Based on the aforementioned 442 quantifiable proteins, more than two peptide segments were identified by Mascot and Scaffold. There were 76 differentially expressed proteins in samples from patients with PC compared with control specimens (Table IV). Among them, 70 proteins were downregulated, with 24 demonstrating a coordination ratio of 0.4 or more. Meanwhile, six proteins were upregulated by 2–3 fold. To comprehensively assess the biological significance of the 76 differentially expressed proteins, analysis was performed by the Panther gene classification system, which includes biology processes, cellular components, molecular functions and protein classes. Compared with the normal serum proteome database (pantherdb.org/chart/summary/pantherChart.jsp?filterLevel=1&chartType=1&listType=1&type=5&species=Homo%20sapiens), proteins associated with the extracellular matrix, receptor activity and enzyme regulator activity were upregulated in patients with PC, and those involved in the extracellular matrix accounted for 6.8% of all proteins (Fig. 3). However, proteins involved in nucleic acid binding transcription factor activity and metabolic processes were significantly downregulated.
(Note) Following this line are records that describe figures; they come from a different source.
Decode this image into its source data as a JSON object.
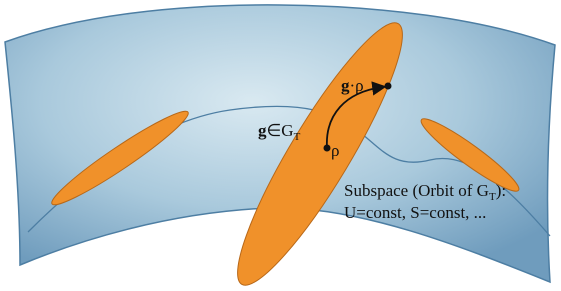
{
  "labels": {
    "g_rho": {
      "bold": "g",
      "text": "·ρ"
    },
    "g_in": {
      "bold": "g",
      "text": "∈G",
      "sub": "T"
    },
    "rho": "ρ",
    "subspace": {
      "line1": "Subspace (Orbit of G",
      "sub": "T",
      "line1_end": "):",
      "line2": "U=const, S=const, ..."
    }
  }
}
A bioinformatics analysis of the identified differentially expressed proteins was performed using the IPA software. As presented in Fig. 4, certain pathways were significantly altered. Proteins in the coagulation system (P=4.97; ratio, 1.43×10⁻¹) and lipopolysaccharide/interleukin-1 mediated inhibition of retinoid X receptor (RXR) function (P=3.98; ratio, 4.11×10⁻²) were significantly upregulated. In comparison, liver X receptor/RXR activation (P=13.00; ratio, 1.24×10⁻¹), production of nitric oxide and reactive oxygen species in macrophages (P=9.38; ratio, 7.78×10⁻²), paxillin signaling (P=2.78; ratio, 4.95×10⁻²), and integrin signaling (P=2.14; ratio, 2.99×10⁻²) were significantly downregulated. In addition, some differentially expressed proteins were involved in cell survival, molecular translocation, viral infection and lipid efflux, revealing decreased levels. A protein interaction network analysis also revealed that certain associated proteins were upregulated or downregulated (Fig. 5).